Written by: Phil Monahan

Nate battles a steelhead against a backdrop of fall leaves

Battling a Great Lakes steelhead against a backdrop of autumn leaves.

photo by Jim Lampros


Now that the snow is flying here in Vermont, as well as in many other parts of the country, even the chilly days of fall seem like the Good Ol’ Days. Jim Lampros, the fishing manager of the Orvis Cleveland store, sent us this musing on the first frost of the year and what it means for Great Lakes steelheaders: 

The leaves are all but gone. For the dedicated angler in this tiny part of the world that marks an important milestone, a reality that is at once depressing and exhilarating—because as the vibrancy of autumn in the Midwest fades with each falling leaf, big silver fish are rapidly filtering in to fill the void.  Indeed, that chill in the air means that things around here are about to go from good to really good.  

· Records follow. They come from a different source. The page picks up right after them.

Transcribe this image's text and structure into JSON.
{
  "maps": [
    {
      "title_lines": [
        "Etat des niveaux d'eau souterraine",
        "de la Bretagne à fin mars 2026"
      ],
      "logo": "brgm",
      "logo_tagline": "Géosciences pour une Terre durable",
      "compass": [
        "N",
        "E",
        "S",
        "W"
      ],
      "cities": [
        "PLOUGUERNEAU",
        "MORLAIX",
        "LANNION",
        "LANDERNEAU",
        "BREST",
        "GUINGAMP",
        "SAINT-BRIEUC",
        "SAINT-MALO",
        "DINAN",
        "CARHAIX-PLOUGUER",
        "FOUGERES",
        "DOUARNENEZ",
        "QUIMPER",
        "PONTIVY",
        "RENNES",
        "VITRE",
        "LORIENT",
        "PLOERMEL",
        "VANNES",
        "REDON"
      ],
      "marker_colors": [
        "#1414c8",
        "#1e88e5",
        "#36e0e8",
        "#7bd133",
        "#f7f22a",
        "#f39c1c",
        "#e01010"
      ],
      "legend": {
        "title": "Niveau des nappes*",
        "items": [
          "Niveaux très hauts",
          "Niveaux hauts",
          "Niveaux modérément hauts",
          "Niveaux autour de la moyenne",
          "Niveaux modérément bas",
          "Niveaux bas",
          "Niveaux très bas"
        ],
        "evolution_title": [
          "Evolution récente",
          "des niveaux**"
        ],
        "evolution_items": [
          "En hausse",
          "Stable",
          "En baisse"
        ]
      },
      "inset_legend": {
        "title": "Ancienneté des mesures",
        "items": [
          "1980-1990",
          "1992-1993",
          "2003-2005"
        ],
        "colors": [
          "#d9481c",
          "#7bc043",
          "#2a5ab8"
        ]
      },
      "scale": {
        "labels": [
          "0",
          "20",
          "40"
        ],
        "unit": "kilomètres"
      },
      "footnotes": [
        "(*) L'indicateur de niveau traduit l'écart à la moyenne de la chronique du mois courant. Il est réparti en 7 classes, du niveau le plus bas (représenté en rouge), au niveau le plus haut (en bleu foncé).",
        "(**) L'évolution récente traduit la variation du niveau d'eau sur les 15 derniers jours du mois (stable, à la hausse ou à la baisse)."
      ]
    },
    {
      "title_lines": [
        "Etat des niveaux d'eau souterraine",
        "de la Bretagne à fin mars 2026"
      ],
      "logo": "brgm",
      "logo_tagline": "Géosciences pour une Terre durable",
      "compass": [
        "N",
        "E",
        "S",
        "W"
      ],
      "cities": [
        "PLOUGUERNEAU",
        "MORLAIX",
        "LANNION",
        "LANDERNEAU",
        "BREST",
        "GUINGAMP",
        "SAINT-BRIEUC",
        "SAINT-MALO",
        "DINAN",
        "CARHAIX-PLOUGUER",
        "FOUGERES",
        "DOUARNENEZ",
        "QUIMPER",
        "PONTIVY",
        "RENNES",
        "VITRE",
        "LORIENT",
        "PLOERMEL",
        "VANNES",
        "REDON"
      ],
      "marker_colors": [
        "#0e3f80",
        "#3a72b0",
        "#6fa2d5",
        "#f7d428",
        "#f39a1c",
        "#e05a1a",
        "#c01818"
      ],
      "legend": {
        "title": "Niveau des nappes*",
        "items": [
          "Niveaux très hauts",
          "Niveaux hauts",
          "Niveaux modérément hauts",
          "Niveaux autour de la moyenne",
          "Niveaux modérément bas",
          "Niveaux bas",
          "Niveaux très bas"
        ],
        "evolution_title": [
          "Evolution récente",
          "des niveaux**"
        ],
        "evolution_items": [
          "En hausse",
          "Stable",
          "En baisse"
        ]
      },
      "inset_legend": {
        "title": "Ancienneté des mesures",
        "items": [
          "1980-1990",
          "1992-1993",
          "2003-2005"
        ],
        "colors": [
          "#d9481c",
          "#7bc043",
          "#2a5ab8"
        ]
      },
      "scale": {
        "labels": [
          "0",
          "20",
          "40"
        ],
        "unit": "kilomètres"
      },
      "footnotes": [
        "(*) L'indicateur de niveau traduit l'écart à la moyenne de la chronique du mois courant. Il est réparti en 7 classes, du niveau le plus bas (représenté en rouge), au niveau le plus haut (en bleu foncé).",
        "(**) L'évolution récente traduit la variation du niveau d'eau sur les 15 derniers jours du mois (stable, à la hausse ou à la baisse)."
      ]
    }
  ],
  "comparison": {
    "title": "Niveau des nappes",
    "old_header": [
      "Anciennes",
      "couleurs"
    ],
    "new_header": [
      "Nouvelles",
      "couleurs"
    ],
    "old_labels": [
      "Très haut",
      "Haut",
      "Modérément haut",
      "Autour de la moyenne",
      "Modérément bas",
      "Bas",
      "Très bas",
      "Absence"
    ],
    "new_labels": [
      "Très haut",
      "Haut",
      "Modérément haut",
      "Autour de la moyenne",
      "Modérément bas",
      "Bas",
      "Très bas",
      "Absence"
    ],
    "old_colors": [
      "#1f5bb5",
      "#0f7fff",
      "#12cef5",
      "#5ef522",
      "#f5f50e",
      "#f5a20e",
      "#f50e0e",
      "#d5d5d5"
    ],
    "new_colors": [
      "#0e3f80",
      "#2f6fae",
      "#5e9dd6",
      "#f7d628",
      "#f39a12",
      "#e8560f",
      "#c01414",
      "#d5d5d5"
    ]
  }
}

Fall Leaves and a Chromer On The Swing

A chromer taken on the swing is one of the joys of autumn.

photo by Jim Lampros

Long before the last leaf hits the ground, the first frost of the season serves as winters’ warning: Fish now and fish hard while you can still feel your fingertips. There is an air of unease about the local angling community—look upstream on a cold November morning, and you will see the angst you feel inside coming from your buddy, desperation filling the air with each frantic breath. For now, we’ll heed the Old Man’s warning, taking the good (lots of very big trout) with the bad (hordes of zealous anglers), and fish at every opportunity, because it won’t be long until we’ll be standing on the river rather than in it.

Buck steelhead taken on a streamer

Fall color isn’t just about the leaves.